If a hard freeze hits before the final frost date of May 10, it could decimate the grape crop, literally nipping it in the bud.

Luke Kilyk, owner of Granite Heights Winery in Warrenton, echoes the assessments of his fellow vintners. “It has been devastating for us, and I think every winery across the board is seeing that devastation. Our business is down by at least 75 percent.

He said, “We do not host weddings and other large events, but for those who do, they will have to face those realities too.”

Kilyk also observed that now more than ever, wineries will need to focus on quality wine because that’s what will drive consumer purchases, not entertainment and events.

His winery has a carryout sales system in place as allowed by law.

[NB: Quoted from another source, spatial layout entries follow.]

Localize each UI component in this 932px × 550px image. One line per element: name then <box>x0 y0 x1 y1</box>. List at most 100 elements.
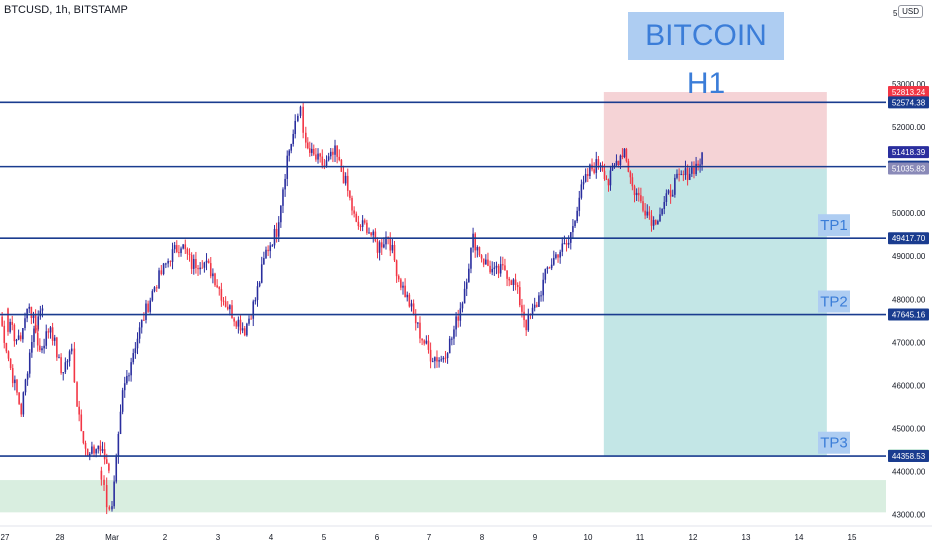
candle-body <box>271 245 274 247</box>
candle-body <box>190 254 193 269</box>
candles-layer <box>1 101 703 515</box>
tp-label: TP1 <box>820 217 848 234</box>
candle-body <box>62 372 65 374</box>
candle-body <box>663 201 666 210</box>
candle-body <box>284 178 286 190</box>
price-tag <box>888 308 929 321</box>
candle-body <box>669 190 672 197</box>
candle-body <box>237 319 240 327</box>
candle-body <box>267 249 269 252</box>
candle-body <box>625 148 628 162</box>
candle-body <box>297 115 299 121</box>
candle-body <box>325 160 328 166</box>
candle-body <box>162 263 165 275</box>
candle-body <box>105 459 108 464</box>
candle-body <box>28 306 31 309</box>
candle-body <box>70 348 73 352</box>
candle-body <box>305 132 307 143</box>
take-profit-zone <box>603 168 827 456</box>
candle-body <box>609 170 612 186</box>
candle-body <box>11 321 14 325</box>
candle-body <box>312 148 315 155</box>
candle-body <box>34 315 37 333</box>
candle-body <box>76 382 78 407</box>
tp-label-box <box>818 214 850 237</box>
candle-body <box>188 253 191 255</box>
price-tag <box>888 232 929 245</box>
candle-body <box>629 171 632 178</box>
candle-body <box>58 357 60 359</box>
candle-body <box>378 242 381 253</box>
candle-body <box>631 177 634 187</box>
currency-badge[interactable]: USD <box>898 5 923 18</box>
candle-body <box>512 279 515 285</box>
time-tick-label: 27 <box>1 533 10 542</box>
candle-body <box>136 338 139 349</box>
candle-body <box>417 322 419 324</box>
price-tag <box>888 146 929 159</box>
candle-body <box>680 174 683 176</box>
candle-body <box>349 190 351 198</box>
candle-body <box>525 320 527 331</box>
candle-body <box>292 133 295 144</box>
candle-body <box>510 280 513 285</box>
candle-body <box>201 267 204 269</box>
candle-body <box>31 341 33 353</box>
candle-body <box>147 303 149 312</box>
candle-body <box>578 197 581 211</box>
time-tick-label: 11 <box>636 533 645 542</box>
candle-body <box>380 242 383 248</box>
price-tag-label: 47645.16 <box>892 311 926 320</box>
candle-body <box>20 403 23 415</box>
candle-body <box>178 251 180 254</box>
candle-body <box>273 228 276 246</box>
candle-body <box>514 279 517 286</box>
candle-body <box>248 318 250 324</box>
candle-body <box>19 335 22 340</box>
candle-body <box>117 434 120 457</box>
candle-body <box>192 258 195 269</box>
candle-body <box>132 353 135 363</box>
candle-body <box>239 319 242 331</box>
candle-body <box>39 345 41 351</box>
candle-body <box>674 177 676 195</box>
candle-body <box>315 154 317 160</box>
candle-body <box>180 248 182 254</box>
candle-body <box>169 260 172 262</box>
candle-body <box>207 260 210 264</box>
candle-body <box>153 287 156 292</box>
candle-body <box>184 244 187 249</box>
candle-body <box>319 153 321 157</box>
candle-body <box>140 319 143 328</box>
candle-body <box>423 340 426 344</box>
candle-body <box>574 221 576 227</box>
candle-body <box>644 210 646 216</box>
candle-body <box>406 294 409 298</box>
candle-body <box>197 268 199 270</box>
candle-body <box>130 362 132 376</box>
candle-body <box>633 186 636 196</box>
candle-body <box>580 184 583 198</box>
stop-loss-zone <box>603 92 827 169</box>
candle-body <box>60 357 62 373</box>
candle-body <box>442 357 445 360</box>
candle-body <box>334 145 336 155</box>
candle-body <box>470 247 472 269</box>
candle-body <box>374 231 377 241</box>
candle-body <box>68 351 71 362</box>
candle-body <box>531 307 534 315</box>
candle-body <box>9 321 11 332</box>
candle-body <box>476 247 479 251</box>
candle-body <box>1 316 3 326</box>
candle-body <box>646 211 649 216</box>
time-axis: 27 28 Mar 2 3 4 5 6 7 8 9 10 11 12 13 14 15 <box>0 525 932 542</box>
candle-body <box>205 260 208 263</box>
candle-body <box>24 379 27 393</box>
tp-label-box <box>818 431 850 454</box>
price-tag <box>888 96 929 109</box>
candle-body <box>299 106 302 116</box>
candle-body <box>699 164 701 166</box>
candle-body <box>108 507 111 510</box>
candle-body <box>115 456 118 482</box>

Customers order by phone or email, and upon arrival at the winery, an employee walks out and places the paid order in the trunk of the vehicle to maintain social distancing.

Kilyk has a successful law practice in Warrenton and said, “If it weren’t for my primary income, I would be in dire, dire straits. My law firm is what is holding the winery together.”

He too opines if a debilitating frost occurs because of the mild winter, money will be needed to protect his vines, an investment he will be forced to make to save his business.

Chris Pearmund, the owner of five wine businesses, including his eponymous Pearmund Cellars in Broad Run, said, “To survive we are doing a lot of creative marketing and outreach to our customers.

As a result, we are hurting, but doing better than expected.
“But, if we do not do creative things, we will die.”

Among his tools are $100 gift cards selling for $80. All of his wines that have won gold medals are selling for $25 a bottle. Given that a wine bottle holds 25 ounces, he promotes the sale as “selling gold for a dollar an ounce.”

To further enhance his “gold sales,” he includes free shipping.
He has laid off close to 100 part-time employees, keeping only managers on the payroll.

To survive, Pearmund underscored the need to stay in touch with his customers and continue to be creative in maintaining close relationships.

One timely product he produces is a high-end organic hand sanitizer. It costs $45 a gallon to make, and he gifts a bottle to his customers and business clients.

Pearmund quoted Audrey Hepburn invoking where he is philosophically today, “To plant a garden is to believe in spring.” To that end, last week, he planted one thousand grapevines and 107 trees at his Broad Run winery.

Published in March 2020 in the Fauquier Times.